No Fault Terminations

Temporarily Vacate for Substantial Repairs. The landlord can request a tenant temporarily vacate the premises to undertake substantial repairs, such as repairing code violations that affect health and safety and where the repairs cannot be completed while the tenant resides on the premises. Note that the landlord will be responsible for paying for hotel fees, daily meal allowances and laundry pursuant to the Rent Program’s schedule. Also, the landlord cannot collect rent while the unit is being repaired.

Owner Move-In. The landlord wants to move either themselves, or a spouse, child, parent or grandparent into the unit. This also requires a relocation payment to the tenant in an amount determined by the Rent Program’s fee schedule and is based on the number of bedrooms. In certain cases, a “qualified tenant” cannot be evicted under this “just cause” reason if they are elderly, disabled, or terminally ill and has resided in the unit for more than five years, unless the landlord or their relative also meets such criteria. The landlord or relative must reside in the unit for at least three years, otherwise the landlord must offer the rental unit back to the original tenant at the same rental rate paid at the time that the landlord or relative vacated the unit.

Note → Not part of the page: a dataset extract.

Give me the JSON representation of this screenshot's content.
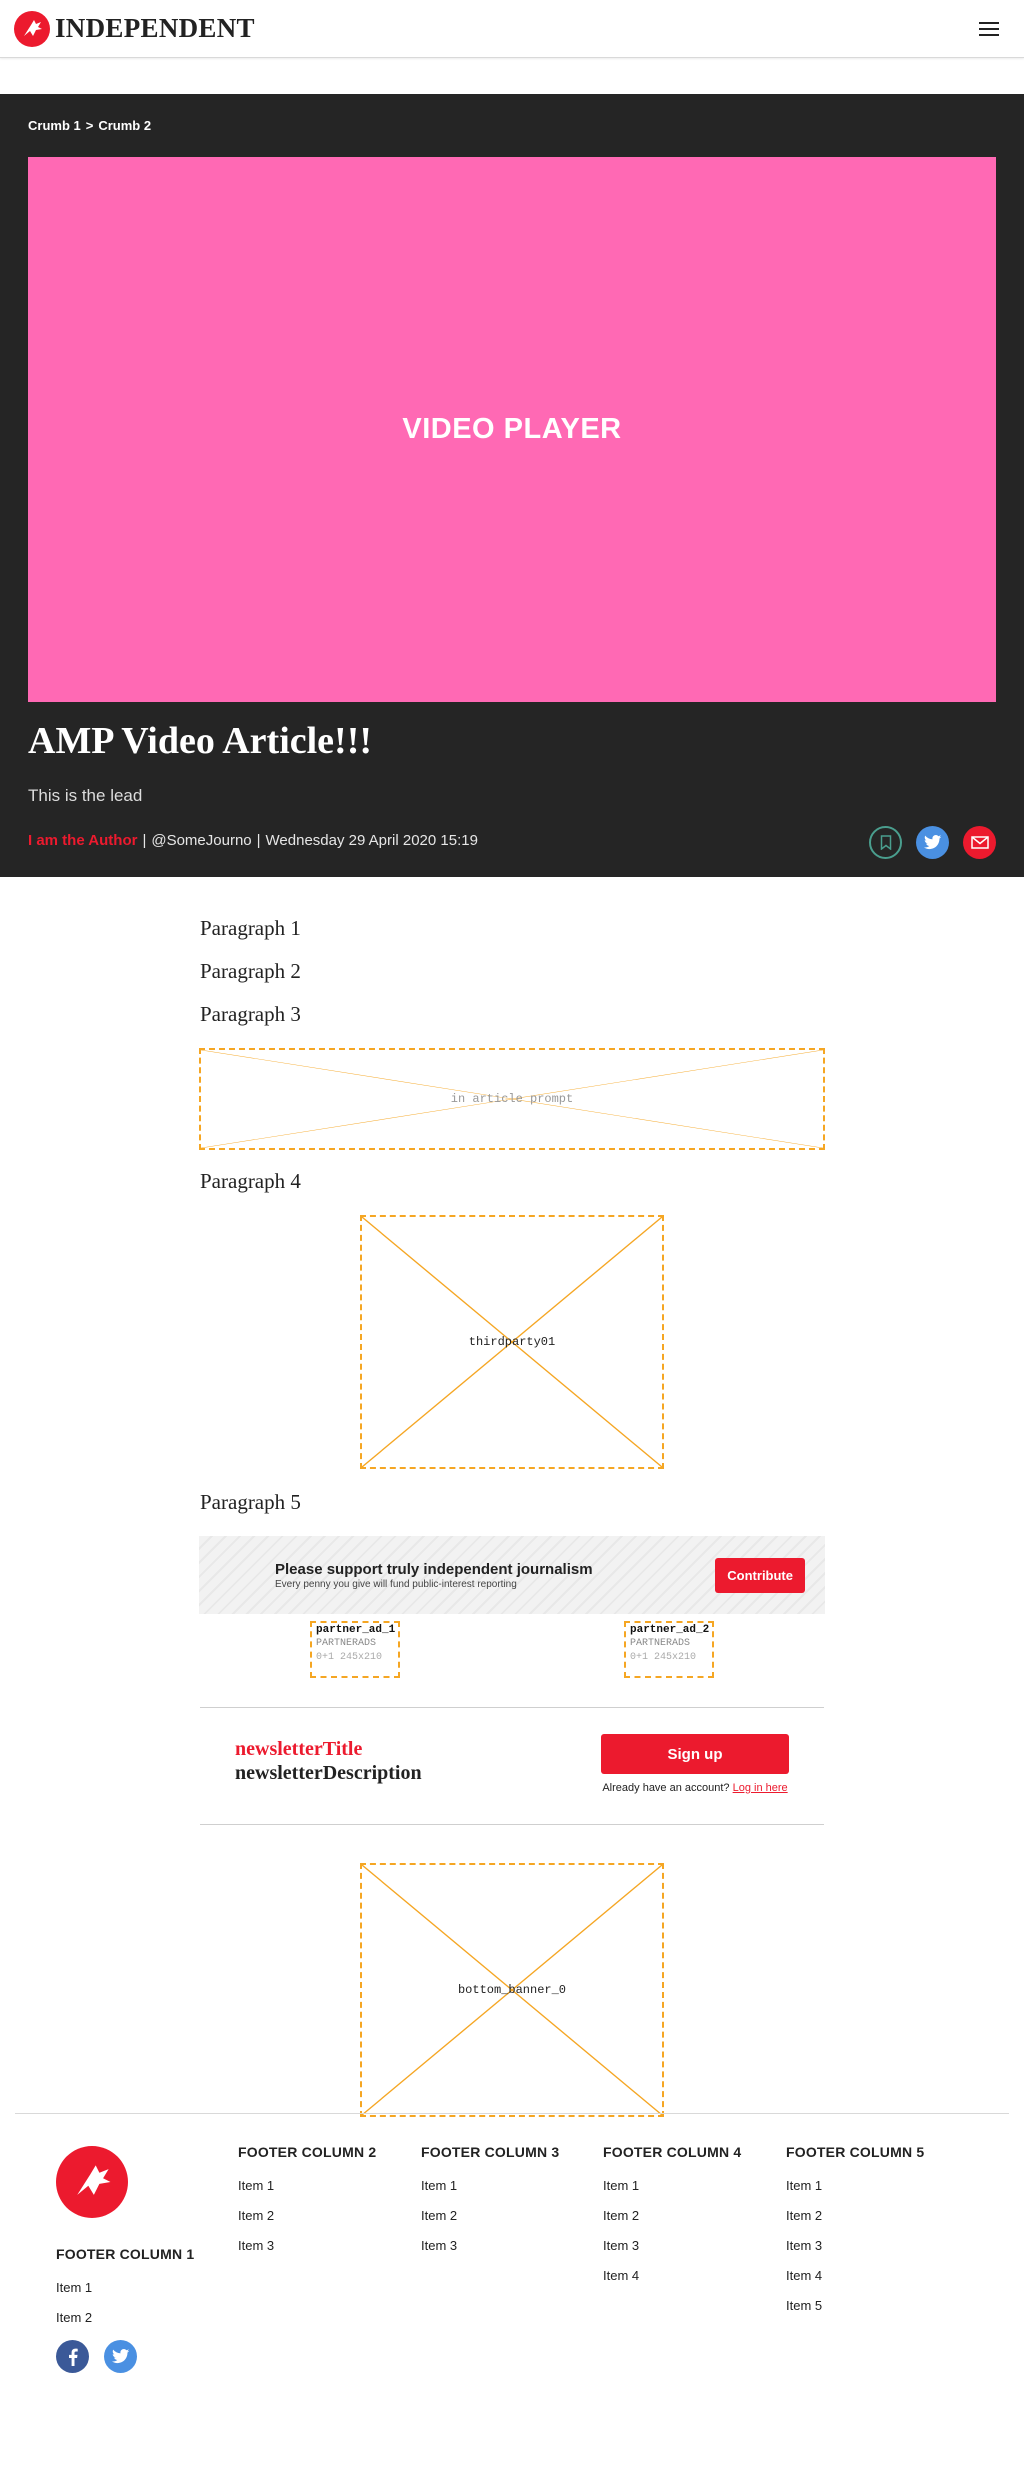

Withdrawal from Rental Market. A landlord may remove a property from the rental market as a basis for a “just cause” termination of tenancy. These terminations also require a relocation payment pursuant to the Rent Program’s fee schedule which is updated each year. Qualified tenants (senior, disabled or tenants with minor children) are also entitled to a 120-day notice. Tenants will also be entitled to a right of return if the property is returned to the market within 10 years of such a termination of tenancy.

Temporary Tenancy. A landlord who has leased their primary residence as a temporary tenancy of 12 months or less, that was disclosed in writing at the inception of the tenancy can recover possession without paying relocation fees.

It is important that all notices seeking to terminate tenancy must state the basis of the termination. Any failure to comply with the requirements of the ordinance can be used as an affirmative defense in an action to recover possession.

Common Pitfalls

In summary, failure to comply with reporting and registration requirements is fatal in Richmond to recovering possession in almost all circumstances. Failure to provide notices to cease bothersome or illegal activities can force the landlord to have to completely start the process over from the beginning for evictions based on nuisance, breach of lease, and failure to provide access, even where there is a legitimate basis.

Even for landlords familiar with rent control/eviction ordinances in other cities, it is critical to consult with an attorney familiar with Richmond’s Rent Control ordinance before attempting to terminate a tenancy for any reason.

[1] California Civil Code section 1954.52 et seq.
[2] See City of Richmond Municipal Code Chapter 11.100.060(s).
[3] Richmond Municipal Code section 1.04.100, See also: See 11.100.100(d).
[4] City Of Richmond has only eight “just causes” – other cities have many more.